As readers of neurotrauma research, we are acutely aware of the expansion of blast injury research in the past decade that has emerged from the higher survival rate among soldiers exposed to blasts (Fabrizio and Keltner, 2010). Cullen and colleagues present a novel dosimeter for blast exposure that is based on the structure and corresponding color changes of photonic crystals, and relate these measurements to brain pathology in the rat. Rafaels and co-workers use an animal model of blast to determine a fatality risk function that can be used to better understand blast modeling and brain tolerance.
In addition to studying injury mechanisms, neuroregenerative medicine is at the forefront of neurotrauma research, and can benefit from the fields of tissue engineering and neuroengineering.

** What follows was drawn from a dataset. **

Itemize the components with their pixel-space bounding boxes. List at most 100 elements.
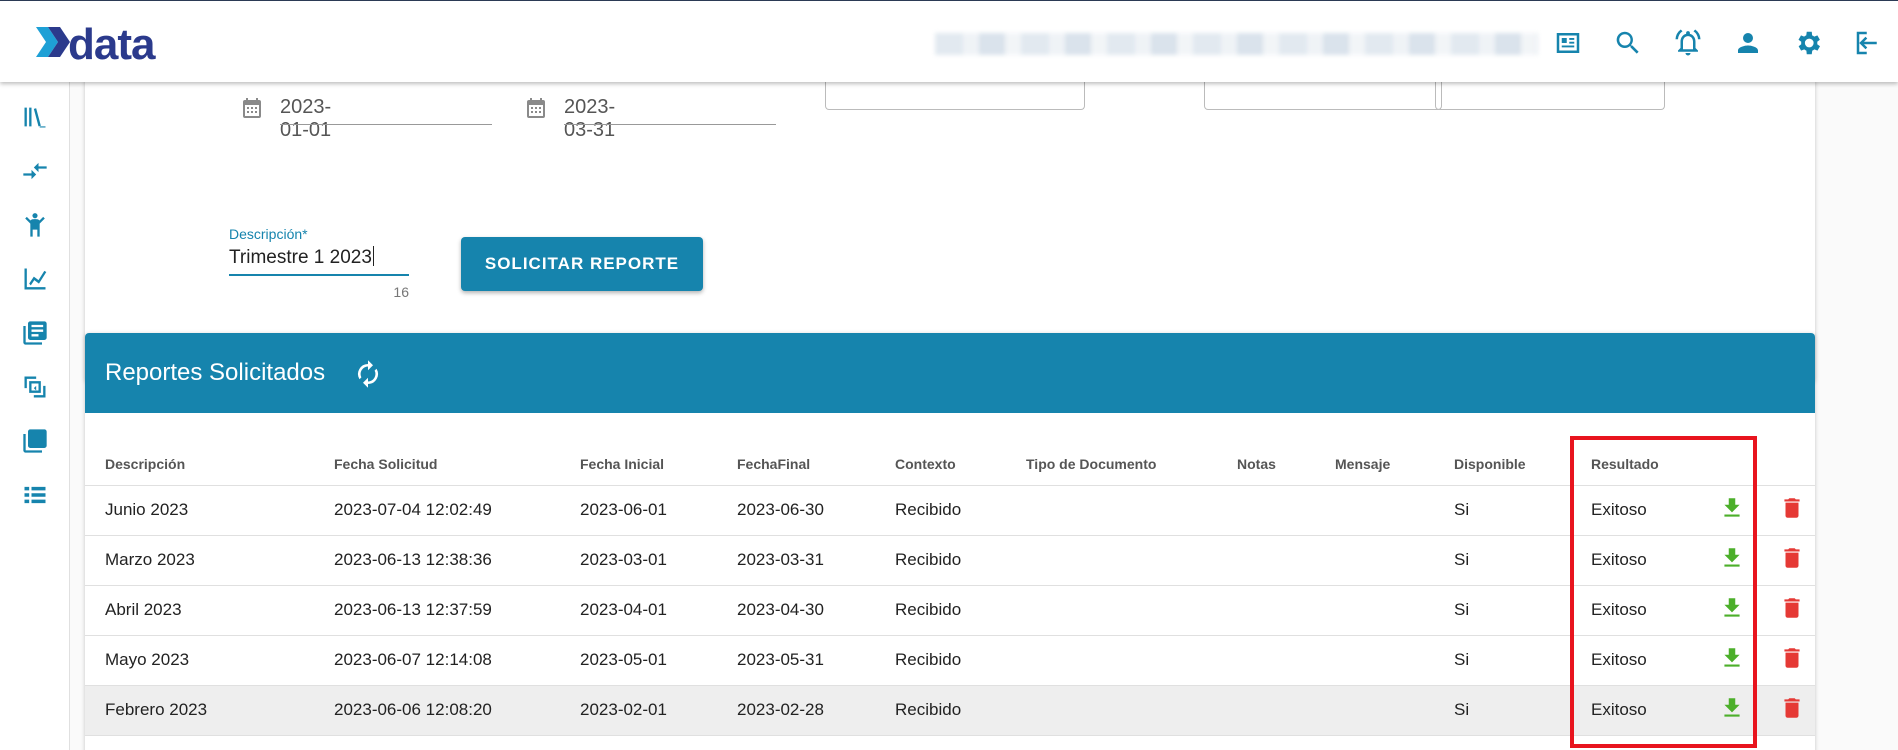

Since the first recorded brain graft in 1890 in a dog (Thompson, 1890), and encouraging results in spinal nerve electrical stimulation following spinal cord injury (SCI; Ellis, 1987), bioengineering has offered a myriad of approaches for neural regeneration. Aravamudhan and Bellamkonda present a review of several different strategies for repairing the damaged nervous system, and suggest that pharmaceutical and cell replacement methods should be considered along with interventions such as locomotor rehabilitation. As an example of new techniques in neural repair, Floyd and associates demonstrate that traditional scaffolding approaches can be adapted on the nano-level for improved control over repair following SCI.

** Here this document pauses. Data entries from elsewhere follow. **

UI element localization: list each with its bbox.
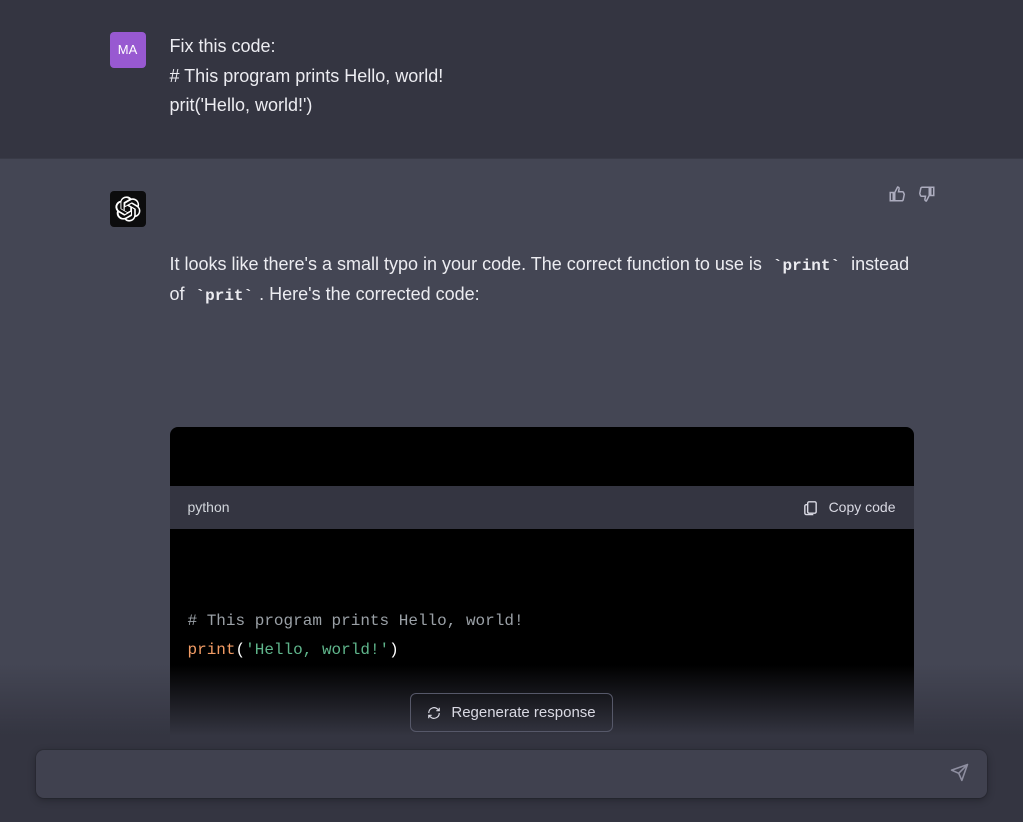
code-block-header: python Copy code	[170, 486, 914, 529]
feedback-controls	[888, 185, 936, 211]
code-language-label: python	[188, 496, 230, 519]
code-string: 'Hello, world!'	[245, 641, 389, 659]
user-message-row: MA Fix this code:# This program prints H…	[0, 0, 1023, 158]
user-text-line: # This program prints Hello, world!	[170, 62, 914, 92]
assistant-text: . Here's the corrected code:	[259, 284, 480, 304]
copy-code-button[interactable]: Copy code	[802, 496, 896, 519]
assistant-avatar	[110, 191, 146, 227]
clipboard-icon	[802, 499, 819, 516]
user-text-line: prit('Hello, world!')	[170, 91, 914, 121]
thumbs-down-icon	[918, 185, 936, 203]
send-icon	[950, 763, 969, 782]
inline-code: `prit`	[190, 286, 260, 306]
message-input[interactable]	[36, 750, 987, 798]
assistant-text: It looks like there's a small typo in yo…	[170, 254, 767, 274]
code-paren: (	[236, 641, 246, 659]
inline-code: `print`	[767, 256, 846, 276]
code-comment: # This program prints Hello, world!	[188, 612, 524, 630]
user-message-content: Fix this code:# This program prints Hell…	[170, 32, 914, 121]
openai-logo-icon	[115, 196, 141, 222]
refresh-icon	[427, 706, 441, 720]
code-function: print	[188, 641, 236, 659]
thumbs-up-icon	[888, 185, 906, 203]
regenerate-response-button[interactable]: Regenerate response	[410, 693, 612, 732]
thumbs-up-button[interactable]	[888, 185, 906, 211]
assistant-text-paragraph: It looks like there's a small typo in yo…	[170, 250, 914, 309]
regenerate-response-label: Regenerate response	[451, 704, 595, 721]
input-wrap	[36, 750, 987, 798]
send-button[interactable]	[944, 757, 975, 791]
input-area: Regenerate response	[0, 665, 1023, 822]
user-avatar: MA	[110, 32, 146, 68]
user-text-line: Fix this code:	[170, 32, 914, 62]
thumbs-down-button[interactable]	[918, 185, 936, 211]
code-paren: )	[389, 641, 399, 659]
copy-code-label: Copy code	[829, 496, 896, 519]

As we have highlighted, bioengineering approaches influence nearly all areas of neurotrauma research, either directly or indirectly. Most of the injuries falling under the neurotrauma umbrella include complex physical loading of a very heterogeneous material, in both a morphological and functional context, which can be studied using multiscale biomechanics. Diagnostic methods such as imaging can provide a wealth of information about both structure and function. In addition, chemically- and physically-directed growth, using both in vitro and in vivo techniques, can assist with understanding regeneration and designing growth-promoting substrates. With the adoption of these and future techniques, bioengineering can become a common means to better study and control cells, validate diagnostics, and promote repair and regeneration. There is a strong appreciation for bioengineering within the neurotrauma community, and there is value in this positive interdisciplinary atmosphere, as we all move forward to solve problems facing patients, therapists, physicians, and researchers.